Hacker News new | ask | show | jobs
by kinai 3650 days ago
Maybe because except for the 1% most of the population feels the negative effects of it? Doesn't take a genius to see how broken the system is
3 comments

They do? Global poverty is at an all time low. Things only the 1% had 10 years ago are now in the hands of almost every single individual, information no one had access to 30 years ago is now available to everyone in milliseconds. I'd say capitalism is doing just fine.

The problem is that capitalism has been so successful that everyone feels entitled to its gains instantaneously. Because of global trade wealth can easily become concentrated because market expansion pushes up capital availability and equity of people who have it. Most people in the top echelon of wealth hold it in stocks. That's why when we have a crisis (like 2008) the wealth gap collapses.

>Global poverty

Most of the world isn't capitalist, or at least not traditional western capitalism.

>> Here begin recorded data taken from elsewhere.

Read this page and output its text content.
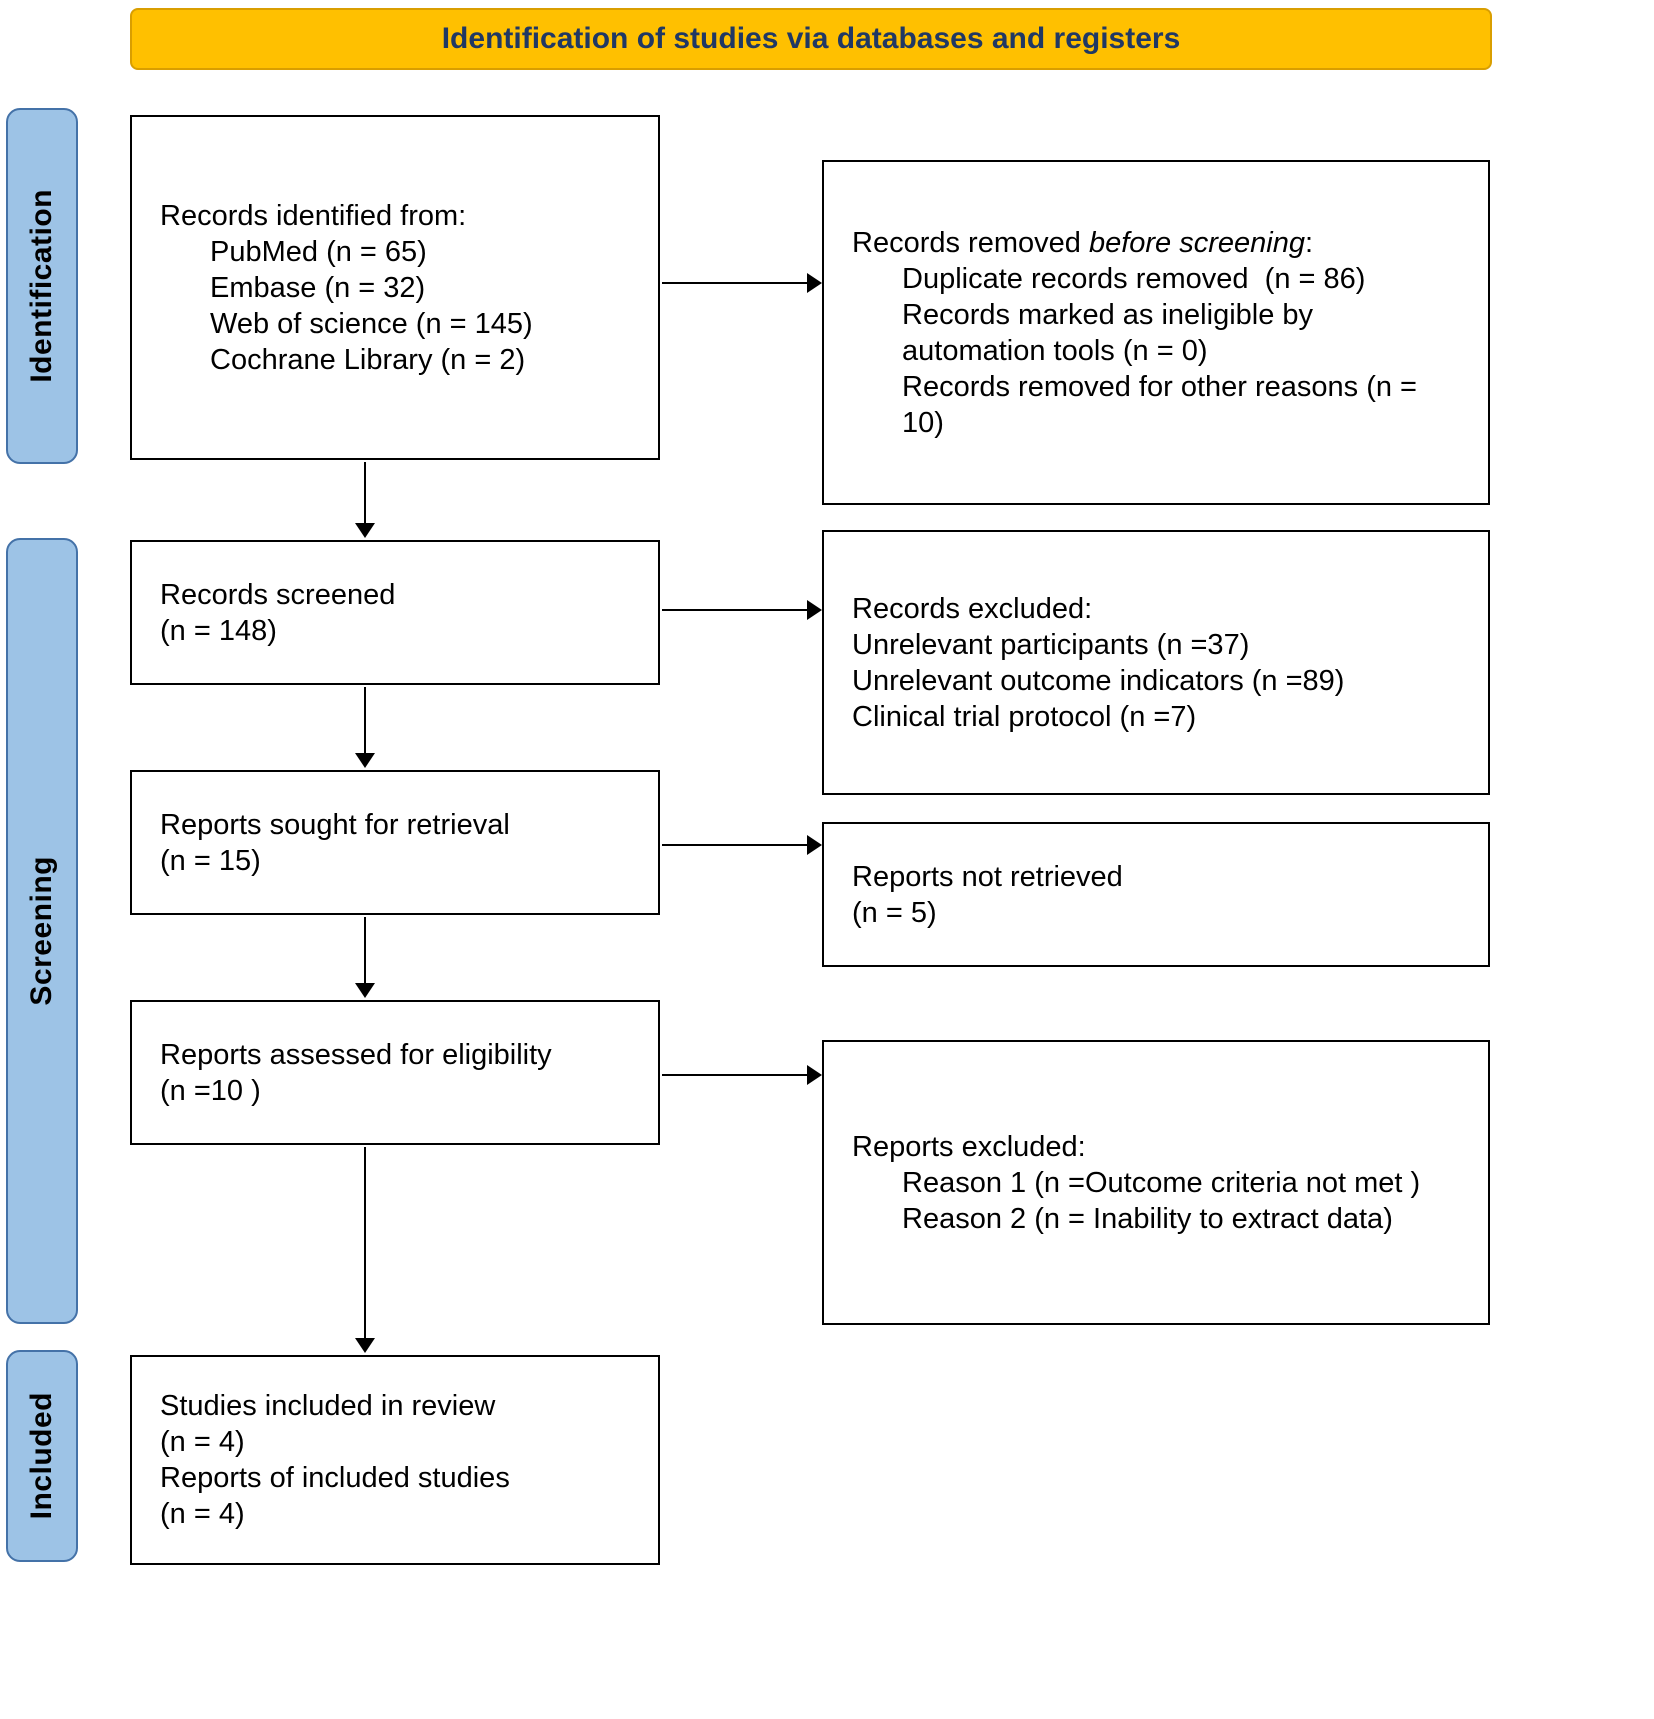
Identification of studies via databases and registers
Identification
Screening
Included
Records identified from:
PubMed (n = 65)
Embase (n = 32)
Web of science (n = 145)
Cochrane Library (n = 2)
Records screened
(n = 148)
Reports sought for retrieval
(n = 15)
Reports assessed for eligibility
(n =10 )
Studies included in review
(n = 4)
Reports of included studies
(n = 4)
Records removed before screening:
Duplicate records removed  (n = 86)
Records marked as ineligible by automation tools (n = 0)
Records removed for other reasons (n = 10)
Records excluded:
Unrelevant participants (n =37)
Unrelevant outcome indicators (n =89)
Clinical trial protocol (n =7)
Reports not retrieved
(n = 5)
Reports excluded:
Reason 1 (n =Outcome criteria not met )
Reason 2 (n = Inability to extract data)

Including the west currently, which is in an orgy of corruption and distortion and central control and unfree markets.

Your explanation of how things that used to be valuable are now valueless is exactly the problem from the article. If technological trinkets that are highly entertaining but inherently fundamentally worthless are our generations Faberge Eggs, or clickbait journalism on the internet or music on the internet or pr0n on the internet or social signalling spirals on the internet, that's "great" that its worthless so everyone can have it even if they have no money. On the other hand, when its labor or skill or craft or art, that's kind of a problem for everyone who has nothing else to sell, when that's basically the entire population.

There is also a forest for the trees argument. A state that fails most of its population is a failed state. Doesn't matter if one tree is in the best shape in history, or really that one tree doesn't matter at all, if the rest of the forest is dead. Failed states are ripe for revolution and that really great tree is going to get chopped in the guillotine no matter how great its achievement. A state that fails to serve its population will eventually get replaced, peacefully or otherwise.

>>They do? Global poverty is at an all time low. Things only the 1% had 10 years ago are now in the hands of almost every single individual, information no one had access to 30 years ago is now available to everyone in milliseconds. I'd say capitalism is doing just fine.

It's not about material possessions. It's about power and representation. Wealthy people have an absurd amount of influence on the political process, and as their wealth increases in proportion to that of the poor, so does their influence.

Capitalism as an economic system may be fine. The problem is the way it is tightly intertwined with our political process and governance.

On your last point: from a historical chart [1] of U.S. net household wealth (in a 2014 Economist article), it seems the wealth gap didn't collapse or even moderate its increase in 2008. Indeed, it's reached the same territory which, in 1917, inspired the passage of progressive income and estate taxes in the U.S.

[1] http://cdn.static-economist.com/sites/default/files/inequali...

That chart is misleading, because it's measuring the top .01%, and the caption gives me the interpretation that it has an agenda.

Here's a more leveled look: http://blogs.wsj.com/wealth/2009/09/15/wealth-inequality-shr...

There's no doubt it re-accelerated after the crisis, but a lot of that has to do with credit conditions and tight money for the poor, and loose money for the rich.

Thank you for the link. I think the numbers quoted don't indicate a collapse in the wealth gap around 2008.

The WSJ article includes this observation: "The world is still staggeringly unequal, with the tiny sliver of those with $5 million or more in assets (we don’t have the exact number but it’s clearly a select club) owning more than the total population of those with $100,000 or less."

Perhaps there was a small inflection in the evolving wealth gap curve around 2008, but it seems minor and transitory. The article's numbers seem consistent with that.

The Global poverty might be lower, but at the same time there are more people in poverty since the middle class is dying out on every continent. Pretty sure the average American/European has more debt and is worse off than 30-40y ago.

Capitalism is based on debt/interest, which by definition is broken and only follows a downward spiral.

Culturally we seem to take the benefits of capitalism completely for granted. Nobody exclaims "capitalism is fucking amazing" when their favorite tv show is renewed for another season, or when a new awesome tv show is created.

If people made the connection that capitalism is the thing that's creating all these things in your life that you love.. that those things don't materialize magically as a result of people just doing their thing... that would change the perception of capitalism dramatically.

Maybe because except for the 1% most of the population feels the negative effects of it?

A Bernie Sanders meme isn't reality. Vastly more than 1% are doing fine.